アマゾンの密林(みつりん)。鈴木(すずき)がここに来ることになった発端(ほったん)は、インターネットに流れていた噂(うわさ)。<アマゾンの奥地(おくち)には、どんな怪我(けが)でも治(なお)してしまう絆創膏(ばんそうこう)がある>
ことの真相(しんそう)は分からないが、もしそれが本当(ほんとう)なら会社に大きな利益(りえき)をもたらすだろう。これだけの大仕事を任(まか)せられるのは、日本のサラリーマン、鈴木良夫(よしお)しかいなかった。

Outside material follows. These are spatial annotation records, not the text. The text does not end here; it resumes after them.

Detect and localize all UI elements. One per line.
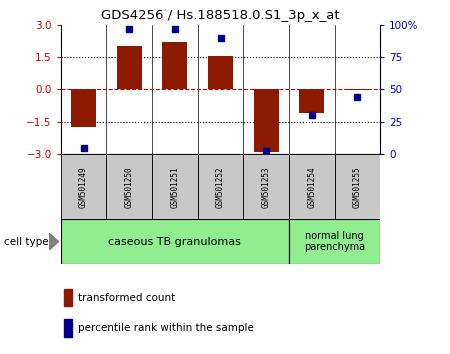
Bar	[117, 46, 142, 89]
Bar	[61, 219, 289, 264]
Text: GSM501253: GSM501253	[261, 166, 270, 207]
Bar	[64, 289, 72, 307]
Text: GSM501251: GSM501251	[171, 166, 180, 207]
Polygon shape	[49, 233, 58, 251]
Bar	[64, 319, 72, 337]
Bar	[335, 154, 380, 219]
Text: transformed count: transformed count	[78, 292, 176, 303]
Text: GSM501249: GSM501249	[79, 166, 88, 207]
Text: GSM501254: GSM501254	[307, 166, 316, 207]
Text: caseous TB granulomas: caseous TB granulomas	[108, 236, 241, 247]
Bar	[106, 154, 152, 219]
Bar	[61, 154, 106, 219]
Bar	[152, 154, 198, 219]
Bar	[243, 154, 289, 219]
Bar	[254, 89, 279, 152]
Text: GDS4256 / Hs.188518.0.S1_3p_x_at: GDS4256 / Hs.188518.0.S1_3p_x_at	[101, 9, 340, 22]
Bar	[289, 219, 380, 264]
Text: percentile rank within the sample: percentile rank within the sample	[78, 323, 254, 333]
Text: GSM501252: GSM501252	[216, 166, 225, 207]
Bar	[345, 89, 370, 91]
Bar	[198, 154, 243, 219]
Text: cell type: cell type	[4, 236, 49, 247]
Bar	[299, 89, 324, 113]
Text: GSM501255: GSM501255	[353, 166, 362, 207]
Bar	[208, 56, 233, 89]
Text: GSM501250: GSM501250	[125, 166, 134, 207]
Bar	[289, 154, 335, 219]
Bar	[71, 89, 96, 127]
Text: normal lung
parenchyma: normal lung parenchyma	[304, 231, 365, 252]
Bar	[162, 42, 187, 89]
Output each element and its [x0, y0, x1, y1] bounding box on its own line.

――彼はやっとの思いで、小さな村にたどり着いた。そこで彼が目にしたのは、誰(だれ)もが絆創膏をつけていることだ。彼は村人(むらびと)をつかまえて話を聞こうとした。もちろん、彼は現地(げんち)の言葉(ことば)など分からない。身(み)ぶりや手ぶり、物真似(ものまね)まで使って意思疎通(いしそつう)を図(はか)った。その甲斐(かい)あってか、村人は彼を一軒(いっけん)の小屋(こや)へ案内(あんない)した。

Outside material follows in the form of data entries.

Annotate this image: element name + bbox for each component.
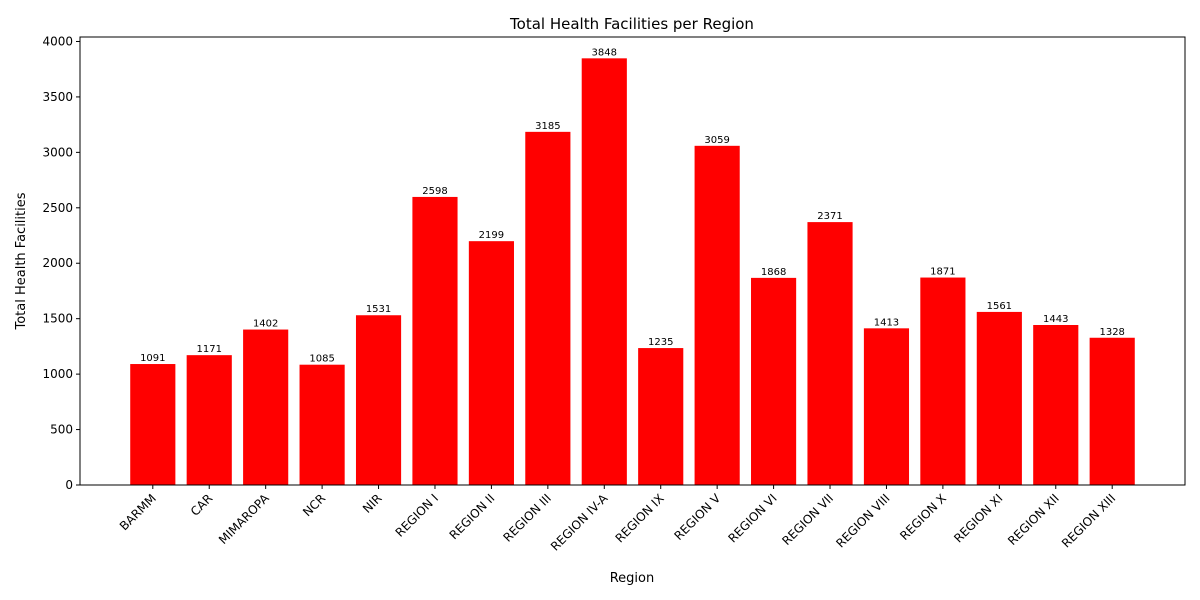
value-label: 1868 <box>761 267 786 278</box>
bar <box>468 241 514 485</box>
x-tick-label: REGION II <box>447 491 498 542</box>
x-tick-label: REGION IX <box>613 491 667 545</box>
bar <box>751 277 797 485</box>
bar <box>581 58 627 485</box>
bar <box>243 329 289 485</box>
x-tick-label: REGION V <box>672 491 724 543</box>
x-tick-label: REGION XII <box>1005 491 1062 548</box>
x-tick-label: CAR <box>188 491 216 519</box>
bar <box>186 355 232 485</box>
value-label: 1171 <box>197 344 222 355</box>
value-label: 1091 <box>140 353 165 364</box>
value-label: 2371 <box>817 211 842 222</box>
value-label: 3185 <box>535 121 560 132</box>
value-label: 1443 <box>1043 314 1068 325</box>
bar <box>863 328 910 485</box>
bar <box>412 196 458 485</box>
x-tick-label: NCR <box>300 491 328 519</box>
x-axis-label: Region <box>610 571 655 586</box>
value-label: 1085 <box>309 354 334 365</box>
y-axis-label: Total Health Facilities <box>14 192 29 330</box>
value-label: 1531 <box>366 304 391 315</box>
value-label: 2598 <box>422 186 447 197</box>
value-label: 1328 <box>1099 327 1124 338</box>
x-tick-label: NIR <box>360 491 385 516</box>
y-tick-label: 500 <box>50 423 73 437</box>
bar <box>299 364 345 485</box>
bar <box>355 315 402 485</box>
value-label: 1561 <box>987 301 1012 312</box>
bar <box>130 364 176 485</box>
bar <box>920 277 966 485</box>
value-label: 3848 <box>592 47 617 58</box>
y-tick-label: 2500 <box>42 201 73 215</box>
chart-title: Total Health Facilities per Region <box>509 15 754 33</box>
x-tick-label: BARMM <box>117 491 159 533</box>
x-tick-label: REGION X <box>897 491 949 543</box>
x-tick-label: REGION III <box>500 491 553 544</box>
x-tick-label: REGION I <box>393 491 441 539</box>
bar <box>807 222 853 485</box>
value-label: 1413 <box>874 317 899 328</box>
plot-frame <box>79 36 1186 486</box>
y-tick-label: 3500 <box>42 90 73 104</box>
bar <box>1033 325 1079 485</box>
x-tick-label: REGION IV-A <box>548 491 611 554</box>
y-tick-label: 0 <box>65 478 73 492</box>
bar <box>1089 337 1135 485</box>
value-label: 1235 <box>648 337 673 348</box>
value-label: 1871 <box>930 267 955 278</box>
x-tick-label: REGION XI <box>951 491 1005 545</box>
y-tick-label: 4000 <box>42 34 73 48</box>
x-tick-label: MIMAROPA <box>216 491 272 547</box>
value-label: 1402 <box>253 319 278 330</box>
bar <box>525 131 571 485</box>
x-tick-label: REGION VII <box>779 491 836 548</box>
bar <box>694 145 740 485</box>
y-tick-label: 2000 <box>42 256 73 270</box>
y-tick-label: 3000 <box>42 145 73 159</box>
y-tick-label: 1500 <box>42 312 73 326</box>
bar <box>638 348 684 485</box>
y-tick-label: 1000 <box>42 367 73 381</box>
x-tick-label: REGION XIII <box>1059 491 1118 550</box>
value-label: 3059 <box>704 135 729 146</box>
value-label: 2199 <box>479 230 504 241</box>
x-tick-label: REGION VIII <box>833 491 892 550</box>
bar <box>976 311 1022 485</box>
x-tick-label: REGION VI <box>725 491 779 545</box>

小屋の中に入って、彼は驚(おどろ)いた。そこにいたのは、紛(まぎ)れもない日本人の青年(せいねん)だった。
「こんなところでスーツ姿(すがた)を見られるなんて」青年はひとなつっこく笑(わら)った。
「スーツは日本のサラリーマンの正装(せいそう)ですから」鈴木は胸(むね)をはって言った。「ところで、どうしてあなたはこんなところにいるんですか?」
「僕ですか。僕は絆創膏を売り歩いてるんです。世界中まわりましたけど、ここの人たち、僕の絆創膏を気に入っちゃって。これを貼(は)ってると悪霊(あくりょう)が逃(に)げて行くんだそうです」
「それじゃ、この絆創膏は日本で手に入るんですか?」
「もちろんです。あっ、じゃあ、僕の名刺(めいし)を渡(わた)しときますね」
<つぶやき>日本のサラリーマンはすごいんですね。どこへでも行っちゃうんですから。